Goldenrod tea is a good example.
This prolific herb which spills over the landscape in southern Ontario in late August and September, is not the allergy-causing plant ragweed, which it often gets mistaken for.
Historically, Goldenrod was applied to the skin to help heal wounds, prevent infections and as a diuretic tea. Aboriginal people chewed on the leaves to relieve sore throats or toothaches.
After the Boston Tea Party, which was significant in the American revolution, colonists dumped all their favourite Green and Black Tea and then made a tea of Goldenrod and called it “Liberty Tea”.
In addition to being tasty, Goldenrod tea is considered helpful for addressing seasonal allergies. A lot of people mistakenly blame goldenrod for their allergy misery; however, a cup of goldenrod tea may just help alleviate all that sneezing and sniffling.
Goldenrod is easily foraged, and those sunny yellow flowers make it a snap to spot toward the end of the summer in meadows and along the side of the road. Additionally, goldenrod can make a striking addition to your garden.
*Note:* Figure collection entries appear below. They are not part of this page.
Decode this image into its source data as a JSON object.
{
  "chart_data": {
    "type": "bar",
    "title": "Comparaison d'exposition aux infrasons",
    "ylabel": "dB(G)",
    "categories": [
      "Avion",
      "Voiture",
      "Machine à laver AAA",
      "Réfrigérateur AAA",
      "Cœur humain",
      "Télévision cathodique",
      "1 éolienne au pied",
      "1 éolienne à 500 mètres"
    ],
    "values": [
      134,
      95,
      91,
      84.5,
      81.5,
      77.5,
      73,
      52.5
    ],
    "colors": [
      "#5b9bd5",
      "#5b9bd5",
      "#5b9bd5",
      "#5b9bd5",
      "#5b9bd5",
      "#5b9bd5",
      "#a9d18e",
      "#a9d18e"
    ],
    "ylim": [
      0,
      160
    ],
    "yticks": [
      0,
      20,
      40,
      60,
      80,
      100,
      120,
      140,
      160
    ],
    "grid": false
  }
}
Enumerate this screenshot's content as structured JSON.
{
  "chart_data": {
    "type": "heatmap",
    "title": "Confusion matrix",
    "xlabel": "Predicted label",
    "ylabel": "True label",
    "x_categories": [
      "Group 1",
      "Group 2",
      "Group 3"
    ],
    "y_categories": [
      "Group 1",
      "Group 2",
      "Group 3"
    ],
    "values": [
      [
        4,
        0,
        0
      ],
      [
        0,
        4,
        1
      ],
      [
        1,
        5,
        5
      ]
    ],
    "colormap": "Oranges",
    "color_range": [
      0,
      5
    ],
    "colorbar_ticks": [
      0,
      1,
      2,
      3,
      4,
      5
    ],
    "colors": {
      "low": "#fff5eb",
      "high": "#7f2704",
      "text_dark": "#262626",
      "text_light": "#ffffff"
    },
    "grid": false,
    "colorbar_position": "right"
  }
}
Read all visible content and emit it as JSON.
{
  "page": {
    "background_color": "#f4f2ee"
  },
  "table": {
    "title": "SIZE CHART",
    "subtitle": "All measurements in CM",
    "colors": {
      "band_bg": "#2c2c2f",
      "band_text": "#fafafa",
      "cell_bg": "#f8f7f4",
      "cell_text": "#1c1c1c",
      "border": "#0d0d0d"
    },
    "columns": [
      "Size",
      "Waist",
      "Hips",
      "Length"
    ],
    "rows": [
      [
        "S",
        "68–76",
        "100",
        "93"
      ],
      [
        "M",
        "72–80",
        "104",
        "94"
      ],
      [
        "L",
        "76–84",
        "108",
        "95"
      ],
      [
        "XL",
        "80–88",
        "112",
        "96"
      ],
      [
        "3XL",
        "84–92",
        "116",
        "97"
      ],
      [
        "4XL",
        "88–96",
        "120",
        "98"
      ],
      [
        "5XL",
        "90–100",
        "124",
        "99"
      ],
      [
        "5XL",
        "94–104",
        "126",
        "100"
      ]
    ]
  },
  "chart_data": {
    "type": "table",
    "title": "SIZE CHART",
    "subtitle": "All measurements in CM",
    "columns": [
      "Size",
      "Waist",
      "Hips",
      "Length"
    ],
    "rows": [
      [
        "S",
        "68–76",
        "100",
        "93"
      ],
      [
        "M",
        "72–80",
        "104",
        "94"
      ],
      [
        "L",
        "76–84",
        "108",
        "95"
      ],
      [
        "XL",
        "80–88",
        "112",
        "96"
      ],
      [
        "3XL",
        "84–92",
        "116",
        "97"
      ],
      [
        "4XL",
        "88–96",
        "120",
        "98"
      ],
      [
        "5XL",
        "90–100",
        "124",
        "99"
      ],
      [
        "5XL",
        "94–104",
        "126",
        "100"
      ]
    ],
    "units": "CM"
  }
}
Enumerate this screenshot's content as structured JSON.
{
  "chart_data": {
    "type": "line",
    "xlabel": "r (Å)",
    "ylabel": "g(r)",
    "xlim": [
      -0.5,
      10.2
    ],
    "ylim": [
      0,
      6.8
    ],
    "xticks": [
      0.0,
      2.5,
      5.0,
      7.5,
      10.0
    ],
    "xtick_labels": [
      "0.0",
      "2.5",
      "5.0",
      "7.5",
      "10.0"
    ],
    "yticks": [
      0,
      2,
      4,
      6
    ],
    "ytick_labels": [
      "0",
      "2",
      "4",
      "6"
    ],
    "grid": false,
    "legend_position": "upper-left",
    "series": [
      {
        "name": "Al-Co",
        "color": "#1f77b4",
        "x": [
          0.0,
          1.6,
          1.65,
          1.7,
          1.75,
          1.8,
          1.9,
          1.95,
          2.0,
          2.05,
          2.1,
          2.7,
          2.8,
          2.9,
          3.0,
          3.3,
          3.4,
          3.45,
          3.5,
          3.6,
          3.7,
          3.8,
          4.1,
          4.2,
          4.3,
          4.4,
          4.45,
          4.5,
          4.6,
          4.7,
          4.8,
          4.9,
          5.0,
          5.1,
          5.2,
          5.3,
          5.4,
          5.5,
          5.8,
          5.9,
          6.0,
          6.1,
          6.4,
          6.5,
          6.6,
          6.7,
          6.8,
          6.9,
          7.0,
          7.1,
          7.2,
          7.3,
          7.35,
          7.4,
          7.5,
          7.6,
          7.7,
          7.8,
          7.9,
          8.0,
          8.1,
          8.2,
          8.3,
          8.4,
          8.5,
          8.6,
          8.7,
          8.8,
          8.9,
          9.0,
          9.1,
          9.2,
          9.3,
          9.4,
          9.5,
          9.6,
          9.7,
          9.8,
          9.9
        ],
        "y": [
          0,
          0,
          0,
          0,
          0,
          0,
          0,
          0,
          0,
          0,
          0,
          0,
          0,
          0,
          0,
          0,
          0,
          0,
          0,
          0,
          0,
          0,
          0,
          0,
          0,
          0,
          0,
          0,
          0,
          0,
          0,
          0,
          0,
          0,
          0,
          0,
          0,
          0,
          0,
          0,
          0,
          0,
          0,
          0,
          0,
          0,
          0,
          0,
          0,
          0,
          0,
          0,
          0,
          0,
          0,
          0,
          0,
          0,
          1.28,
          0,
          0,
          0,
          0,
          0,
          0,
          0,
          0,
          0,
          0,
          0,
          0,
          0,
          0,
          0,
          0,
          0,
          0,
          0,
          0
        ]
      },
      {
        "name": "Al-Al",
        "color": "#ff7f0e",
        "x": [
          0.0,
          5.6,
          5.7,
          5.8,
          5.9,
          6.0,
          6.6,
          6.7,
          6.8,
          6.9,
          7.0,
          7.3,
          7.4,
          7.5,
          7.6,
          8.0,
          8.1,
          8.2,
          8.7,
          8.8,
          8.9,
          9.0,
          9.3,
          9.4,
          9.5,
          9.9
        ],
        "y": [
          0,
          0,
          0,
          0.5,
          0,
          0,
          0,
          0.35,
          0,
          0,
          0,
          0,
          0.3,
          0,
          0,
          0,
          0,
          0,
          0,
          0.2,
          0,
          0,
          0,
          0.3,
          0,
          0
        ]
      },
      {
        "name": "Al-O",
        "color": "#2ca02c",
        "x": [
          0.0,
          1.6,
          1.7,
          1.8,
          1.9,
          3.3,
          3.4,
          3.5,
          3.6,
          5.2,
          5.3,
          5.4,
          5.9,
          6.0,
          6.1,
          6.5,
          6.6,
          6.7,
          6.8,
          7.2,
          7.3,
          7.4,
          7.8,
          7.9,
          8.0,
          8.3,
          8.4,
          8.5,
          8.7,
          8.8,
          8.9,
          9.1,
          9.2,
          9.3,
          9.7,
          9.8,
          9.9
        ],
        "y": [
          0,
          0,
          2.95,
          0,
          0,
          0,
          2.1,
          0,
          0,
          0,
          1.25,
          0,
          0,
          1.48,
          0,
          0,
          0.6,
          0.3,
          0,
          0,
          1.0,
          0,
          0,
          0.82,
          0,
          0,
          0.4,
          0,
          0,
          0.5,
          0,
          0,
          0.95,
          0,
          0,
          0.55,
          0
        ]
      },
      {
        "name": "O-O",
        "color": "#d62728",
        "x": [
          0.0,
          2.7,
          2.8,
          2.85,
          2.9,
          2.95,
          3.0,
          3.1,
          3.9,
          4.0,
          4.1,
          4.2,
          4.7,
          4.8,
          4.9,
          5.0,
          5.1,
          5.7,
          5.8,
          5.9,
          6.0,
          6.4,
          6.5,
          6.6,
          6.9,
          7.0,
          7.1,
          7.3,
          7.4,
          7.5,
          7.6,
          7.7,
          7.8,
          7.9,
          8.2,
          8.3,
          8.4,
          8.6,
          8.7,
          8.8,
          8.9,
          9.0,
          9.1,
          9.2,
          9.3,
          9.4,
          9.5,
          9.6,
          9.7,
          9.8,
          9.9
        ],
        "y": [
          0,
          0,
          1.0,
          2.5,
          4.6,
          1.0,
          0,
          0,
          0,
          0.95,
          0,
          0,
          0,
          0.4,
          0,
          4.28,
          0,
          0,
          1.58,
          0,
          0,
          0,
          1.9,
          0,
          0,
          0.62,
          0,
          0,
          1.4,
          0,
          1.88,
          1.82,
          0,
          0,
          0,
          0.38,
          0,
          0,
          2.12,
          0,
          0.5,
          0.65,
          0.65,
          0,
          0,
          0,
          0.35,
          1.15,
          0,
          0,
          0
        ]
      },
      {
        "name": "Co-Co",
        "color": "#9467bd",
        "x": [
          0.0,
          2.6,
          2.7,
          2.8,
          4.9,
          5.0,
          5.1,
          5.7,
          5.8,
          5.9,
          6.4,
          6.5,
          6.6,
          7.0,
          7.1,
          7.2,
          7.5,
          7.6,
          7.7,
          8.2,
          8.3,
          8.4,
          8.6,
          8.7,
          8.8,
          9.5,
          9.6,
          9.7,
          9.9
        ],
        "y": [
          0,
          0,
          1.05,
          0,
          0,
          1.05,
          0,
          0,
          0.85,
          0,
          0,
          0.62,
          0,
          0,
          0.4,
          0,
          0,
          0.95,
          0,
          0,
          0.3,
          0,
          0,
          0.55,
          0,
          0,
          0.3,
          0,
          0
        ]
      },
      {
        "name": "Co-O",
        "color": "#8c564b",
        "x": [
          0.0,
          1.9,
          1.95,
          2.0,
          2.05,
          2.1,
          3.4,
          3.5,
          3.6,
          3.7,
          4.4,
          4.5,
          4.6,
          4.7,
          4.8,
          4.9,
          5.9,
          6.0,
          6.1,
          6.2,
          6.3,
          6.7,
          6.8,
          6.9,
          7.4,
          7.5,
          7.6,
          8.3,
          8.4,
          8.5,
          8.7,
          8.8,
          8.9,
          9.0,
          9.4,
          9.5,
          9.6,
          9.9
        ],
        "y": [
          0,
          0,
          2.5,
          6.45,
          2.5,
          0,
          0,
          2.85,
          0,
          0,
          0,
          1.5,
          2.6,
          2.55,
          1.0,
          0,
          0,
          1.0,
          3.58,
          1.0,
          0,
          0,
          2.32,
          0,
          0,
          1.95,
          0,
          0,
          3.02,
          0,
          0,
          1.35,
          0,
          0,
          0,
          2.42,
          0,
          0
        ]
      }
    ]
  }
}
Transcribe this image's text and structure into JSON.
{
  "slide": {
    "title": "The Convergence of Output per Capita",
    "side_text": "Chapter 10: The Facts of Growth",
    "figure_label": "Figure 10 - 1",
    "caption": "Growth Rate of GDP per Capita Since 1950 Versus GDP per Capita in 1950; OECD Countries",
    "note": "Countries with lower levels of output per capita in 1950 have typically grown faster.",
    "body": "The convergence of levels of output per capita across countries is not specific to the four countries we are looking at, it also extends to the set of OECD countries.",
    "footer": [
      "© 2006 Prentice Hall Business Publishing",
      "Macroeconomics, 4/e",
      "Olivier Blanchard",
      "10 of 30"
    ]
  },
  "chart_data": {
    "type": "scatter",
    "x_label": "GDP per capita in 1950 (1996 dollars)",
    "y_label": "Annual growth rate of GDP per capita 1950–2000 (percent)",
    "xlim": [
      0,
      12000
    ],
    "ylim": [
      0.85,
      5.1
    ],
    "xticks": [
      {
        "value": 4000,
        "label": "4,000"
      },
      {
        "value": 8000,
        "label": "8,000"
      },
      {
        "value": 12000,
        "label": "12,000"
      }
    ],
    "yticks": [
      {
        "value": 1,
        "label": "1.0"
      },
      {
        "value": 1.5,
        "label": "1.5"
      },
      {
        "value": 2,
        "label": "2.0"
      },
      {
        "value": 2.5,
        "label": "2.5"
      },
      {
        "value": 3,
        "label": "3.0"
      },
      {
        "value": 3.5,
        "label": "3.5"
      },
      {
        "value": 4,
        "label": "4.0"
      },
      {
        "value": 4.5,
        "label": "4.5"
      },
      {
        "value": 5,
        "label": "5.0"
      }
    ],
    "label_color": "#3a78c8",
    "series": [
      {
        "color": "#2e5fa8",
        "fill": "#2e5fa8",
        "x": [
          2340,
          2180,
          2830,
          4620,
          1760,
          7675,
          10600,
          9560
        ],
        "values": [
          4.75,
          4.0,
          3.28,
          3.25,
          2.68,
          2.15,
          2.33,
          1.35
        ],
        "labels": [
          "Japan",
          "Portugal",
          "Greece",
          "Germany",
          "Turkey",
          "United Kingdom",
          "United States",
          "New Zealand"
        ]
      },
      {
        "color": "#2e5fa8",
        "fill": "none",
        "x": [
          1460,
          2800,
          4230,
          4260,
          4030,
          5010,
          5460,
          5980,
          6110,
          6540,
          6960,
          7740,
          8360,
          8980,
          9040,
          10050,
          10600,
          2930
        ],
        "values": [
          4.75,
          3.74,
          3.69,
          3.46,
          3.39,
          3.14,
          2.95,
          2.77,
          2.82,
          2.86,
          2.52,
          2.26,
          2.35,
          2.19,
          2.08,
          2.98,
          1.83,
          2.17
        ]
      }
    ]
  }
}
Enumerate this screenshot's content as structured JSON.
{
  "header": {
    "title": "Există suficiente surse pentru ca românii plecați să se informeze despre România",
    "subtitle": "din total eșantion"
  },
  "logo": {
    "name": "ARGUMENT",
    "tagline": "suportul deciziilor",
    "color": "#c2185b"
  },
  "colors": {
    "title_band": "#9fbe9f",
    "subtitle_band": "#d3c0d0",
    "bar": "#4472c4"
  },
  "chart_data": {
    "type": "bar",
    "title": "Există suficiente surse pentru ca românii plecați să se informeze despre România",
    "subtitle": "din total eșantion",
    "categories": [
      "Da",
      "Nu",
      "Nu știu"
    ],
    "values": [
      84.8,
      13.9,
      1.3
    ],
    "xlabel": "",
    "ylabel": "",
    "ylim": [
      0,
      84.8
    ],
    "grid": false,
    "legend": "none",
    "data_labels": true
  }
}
Once the plants are fully dry, remove the dried flowers and leaves from the stalks.
Discard the stalks and save the dried leaves and flowers.
Keep the leaves & flowers as whole as possible so that the healing elements are 'intact'. Store dried goldenrod leaves and flowers in an airtight container. Use the flowers and leaves to make goldenrod tea.
To make Delicious Goldenrod Tea:• Place 1 tablespoon of dried Goldenrod per cup in a tea infuser
• Add freshly boiled water
• Steep, covered for 20 minutes.
• Drink warm or at room temperature, whatever you prefer.
Simply put, Goldenrod Tea is a soothing, herbal, late-Summer to Fall hot tea drink with a sweet, “anise-like” scent that gives the tea its flavor. Enjoy it alone, with honey or your favorite sweetener and who knows it might just have the added benefit of providing some allergy relief.